Rheumatoid arthritis is an inflammatory arthritis in which the joints, usually in the hands and feet, develop inflammation, resulting in swelling, pain and, often, joint destruction.
The immune system damages the joints and connective tissues.
The joints (usually the small joints of the limbs) are painful and stiff for more than 60 minutes after getting up and after a period of inactivity.
Fever, weakness and damage to other organs may occur.
Diagnosis is made primarily on the basis of symptoms, but also on rheumatoid factor serologic tests and x-rays.
Treatment may include exercises, splinting, medications (nonsteroidal anti-inflammatory drugs, disease-modifying anti-rheumatic drugs, and immunosuppressants), and sometimes surgery.
Worldwide, almost 1% of the population suffers from rheumatoid arthritis, regardless of ethnicity or country of origin, with an incidence 2 to 3 times higher in women than in men. Rheumatoid arthritis usually begins between the ages of 35 and 50, but it can occur at any age. A disease similar to rheumatoid arthritis can occur in children. The disease is then called juvenile idiopathic arthritis. Nevertheless, the prognosis for juvenile idiopathic arthritis is often somewhat different.
The exact cause of rheumatoid arthritis is unknown. It is considered an autoimmune disease. Components of the immune system attack the soft tissues that line joints (synovial structures) and can also reach connective tissue in other parts of the body, such as blood vessels and the lungs. Eventually, the cartilage, bone and ligaments of the joint can erode , causing joint deformity, instability and fibrosis. Joints deteriorate at varying rates. Many factors, including genetic predisposition, can influence the course of the disease. Unknown environmental factors (such as viral infections and smoking) are believed to have a role.

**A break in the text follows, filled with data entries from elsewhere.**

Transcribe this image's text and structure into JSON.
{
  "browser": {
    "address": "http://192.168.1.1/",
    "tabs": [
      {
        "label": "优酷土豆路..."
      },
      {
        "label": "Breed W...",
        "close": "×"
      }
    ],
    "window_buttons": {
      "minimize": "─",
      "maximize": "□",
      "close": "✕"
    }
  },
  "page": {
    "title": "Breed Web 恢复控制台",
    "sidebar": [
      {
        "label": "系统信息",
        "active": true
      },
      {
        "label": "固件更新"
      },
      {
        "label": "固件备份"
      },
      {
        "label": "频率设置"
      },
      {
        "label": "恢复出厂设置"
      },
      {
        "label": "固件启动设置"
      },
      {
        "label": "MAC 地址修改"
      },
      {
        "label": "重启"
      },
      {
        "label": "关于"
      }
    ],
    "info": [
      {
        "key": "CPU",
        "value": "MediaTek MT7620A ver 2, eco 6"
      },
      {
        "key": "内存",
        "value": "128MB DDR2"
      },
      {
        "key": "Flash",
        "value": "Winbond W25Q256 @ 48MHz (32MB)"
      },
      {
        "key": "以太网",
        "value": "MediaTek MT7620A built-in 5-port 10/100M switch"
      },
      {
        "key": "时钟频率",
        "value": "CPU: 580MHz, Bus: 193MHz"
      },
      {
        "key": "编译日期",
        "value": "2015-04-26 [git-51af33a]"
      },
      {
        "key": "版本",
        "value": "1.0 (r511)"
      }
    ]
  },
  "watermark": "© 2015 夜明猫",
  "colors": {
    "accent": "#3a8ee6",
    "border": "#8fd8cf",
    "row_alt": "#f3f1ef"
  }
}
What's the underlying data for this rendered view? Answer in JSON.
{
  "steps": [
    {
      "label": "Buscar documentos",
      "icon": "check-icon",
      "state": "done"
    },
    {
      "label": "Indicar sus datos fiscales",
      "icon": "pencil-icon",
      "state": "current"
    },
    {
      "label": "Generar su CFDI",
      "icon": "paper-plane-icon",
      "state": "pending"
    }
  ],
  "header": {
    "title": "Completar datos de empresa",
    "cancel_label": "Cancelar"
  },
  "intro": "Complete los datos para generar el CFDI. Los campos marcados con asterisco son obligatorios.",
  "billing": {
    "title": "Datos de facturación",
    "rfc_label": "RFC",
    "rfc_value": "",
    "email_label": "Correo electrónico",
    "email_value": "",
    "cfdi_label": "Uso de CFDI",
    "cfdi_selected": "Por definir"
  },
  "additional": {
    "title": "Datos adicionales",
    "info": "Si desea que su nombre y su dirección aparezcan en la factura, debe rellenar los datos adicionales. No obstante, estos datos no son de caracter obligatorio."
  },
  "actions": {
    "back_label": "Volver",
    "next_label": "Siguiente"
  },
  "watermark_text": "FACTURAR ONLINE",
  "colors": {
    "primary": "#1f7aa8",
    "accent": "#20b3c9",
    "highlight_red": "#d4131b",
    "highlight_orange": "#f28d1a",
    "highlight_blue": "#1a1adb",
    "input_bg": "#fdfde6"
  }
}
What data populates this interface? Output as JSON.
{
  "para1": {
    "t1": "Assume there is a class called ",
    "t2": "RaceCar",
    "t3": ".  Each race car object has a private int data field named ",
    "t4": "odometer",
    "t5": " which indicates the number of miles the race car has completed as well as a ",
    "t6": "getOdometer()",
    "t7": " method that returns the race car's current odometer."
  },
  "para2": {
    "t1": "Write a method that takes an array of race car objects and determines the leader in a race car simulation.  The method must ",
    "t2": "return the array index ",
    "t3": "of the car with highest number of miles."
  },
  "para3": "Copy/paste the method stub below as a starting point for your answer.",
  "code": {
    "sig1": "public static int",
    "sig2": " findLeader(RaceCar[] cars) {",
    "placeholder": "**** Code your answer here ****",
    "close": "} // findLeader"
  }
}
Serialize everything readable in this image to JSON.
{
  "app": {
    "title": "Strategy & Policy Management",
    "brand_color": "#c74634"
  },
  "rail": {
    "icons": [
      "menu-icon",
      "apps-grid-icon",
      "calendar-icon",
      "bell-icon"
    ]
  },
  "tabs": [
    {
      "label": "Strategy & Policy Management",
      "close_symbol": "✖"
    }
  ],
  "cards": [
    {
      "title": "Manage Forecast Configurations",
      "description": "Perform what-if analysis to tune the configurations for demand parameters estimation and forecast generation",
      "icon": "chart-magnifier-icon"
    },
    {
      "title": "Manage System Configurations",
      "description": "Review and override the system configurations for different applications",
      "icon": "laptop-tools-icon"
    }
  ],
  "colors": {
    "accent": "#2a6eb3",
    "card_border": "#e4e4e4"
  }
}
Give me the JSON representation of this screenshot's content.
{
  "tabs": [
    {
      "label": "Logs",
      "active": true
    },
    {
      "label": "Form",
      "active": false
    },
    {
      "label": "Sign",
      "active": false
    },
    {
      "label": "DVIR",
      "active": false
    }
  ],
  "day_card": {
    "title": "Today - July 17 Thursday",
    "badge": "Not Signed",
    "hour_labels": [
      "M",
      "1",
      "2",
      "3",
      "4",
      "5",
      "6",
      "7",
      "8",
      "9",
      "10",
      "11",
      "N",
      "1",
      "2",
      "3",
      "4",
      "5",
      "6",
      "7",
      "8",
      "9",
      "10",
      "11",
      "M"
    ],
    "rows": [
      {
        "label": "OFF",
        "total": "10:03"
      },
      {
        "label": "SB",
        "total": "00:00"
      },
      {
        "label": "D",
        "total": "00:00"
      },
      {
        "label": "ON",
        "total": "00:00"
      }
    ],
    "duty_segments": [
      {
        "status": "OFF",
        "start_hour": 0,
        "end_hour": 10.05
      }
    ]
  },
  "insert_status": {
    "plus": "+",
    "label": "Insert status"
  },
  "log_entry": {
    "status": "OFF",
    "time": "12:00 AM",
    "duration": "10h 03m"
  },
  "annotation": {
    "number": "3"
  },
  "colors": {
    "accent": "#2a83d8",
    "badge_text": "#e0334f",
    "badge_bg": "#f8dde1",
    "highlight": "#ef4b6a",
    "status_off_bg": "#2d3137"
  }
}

With new diagnostic tests such as the determination of anti-citrullinated protein antibodies and the appearance of new concepts such as the therapeutic window of opportunity, it seemed a few years ago that it was time to revise the classification criteria of Rheumatoid Arthritis (RA) of 1987. This revision was a multi-year international consensus process that concluded in 2010. The new ACR/EULAR 2010 criteria were originally designed as classification criteria for RA in order to homogenize the populations of patients included in clinical trials. However, they are also commonly used in practice as diagnostic criteria for RA to improve early diagnosis and treatment. Compared to the old criteria of 1987, the sensitivity is better but the specificity lower. The main drawback of the new criteria is therefore the probability of diagnosis and treatment by excess. Probability which is likely to be increased if one seeks to improve the sensitivity of the criteria by using, for example, imaging techniques to detect synovitis.
The ACR/EULAR criteria provide the possibility of early diagnosis of rheumatoid arthritis. A score of 6 or more is diagnostic of rheumatoid arthritis.